World May 19, 2014, 14:33

The girl was handed over to the Russian side at the Nekhoteyevka road checkpoint in the Belgorod region

BELGOROD, May 19. /ITAR-TASS/. Eleven-year-old Russian girl Anna Vasilenko, who had stayed since February in Ukraine, in besieged Sloviansk, has been handed over to the Russian side through a border checkpoint.

The girl has returned to the native land thanks to assistance of Russian presidential commissioner for children's rights Pavel Astakhov and Russian Foreign Ministry diplomats.

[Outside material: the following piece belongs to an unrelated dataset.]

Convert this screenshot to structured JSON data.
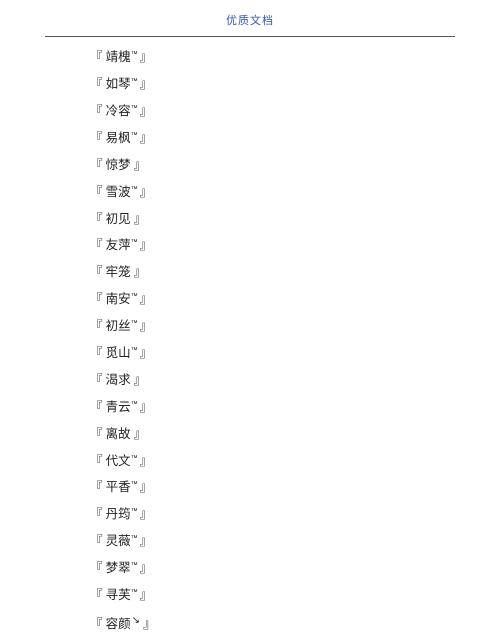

Anna Vasilenko, a daughter of a resident of the Belgorod Region, since early February had stayed at the home of her aunt in Sloviansk. The parents sent her to the relatives to stay with them for some time after the family moved from the far eastern Primorsky Territory to Belgorod, Astakhov said. Her parents asked the children’s ombudsman to help after their attempts to return the child failed. Ukrainian authorities refused to help.

Details of the operation were kept secret until the girl crossed the Russian-Ukrainian border.

"We passed through four checkpoints when going out of Sloviansk," the girl told an ITAR-TASS correspondent. "Of course, we were scared there. We had to escape into the cellar. I missed my parents, but I will return to my relatives with pleasure when the situation becomes normal," she said.

The girl was handed over to the Russian side at the Nekhoteyevka road checkpoint in the Belgorod region.

Russian authorities did not only help the child return to her family, but also tried to draw attention of the international community to the necessity for Ukrainian authorities to comply with the international humanitarian law to ensure security for civilians, save lives and organize a humanitarian corridor for children, women and old people to leave areas of combat operations, Astakhov noted.

Sloviansk, a town in eastern Ukraine's Donetsk region, remains besieged by Ukrainian armed forces. When it is fired at, residents have to escape to cellars under their houses.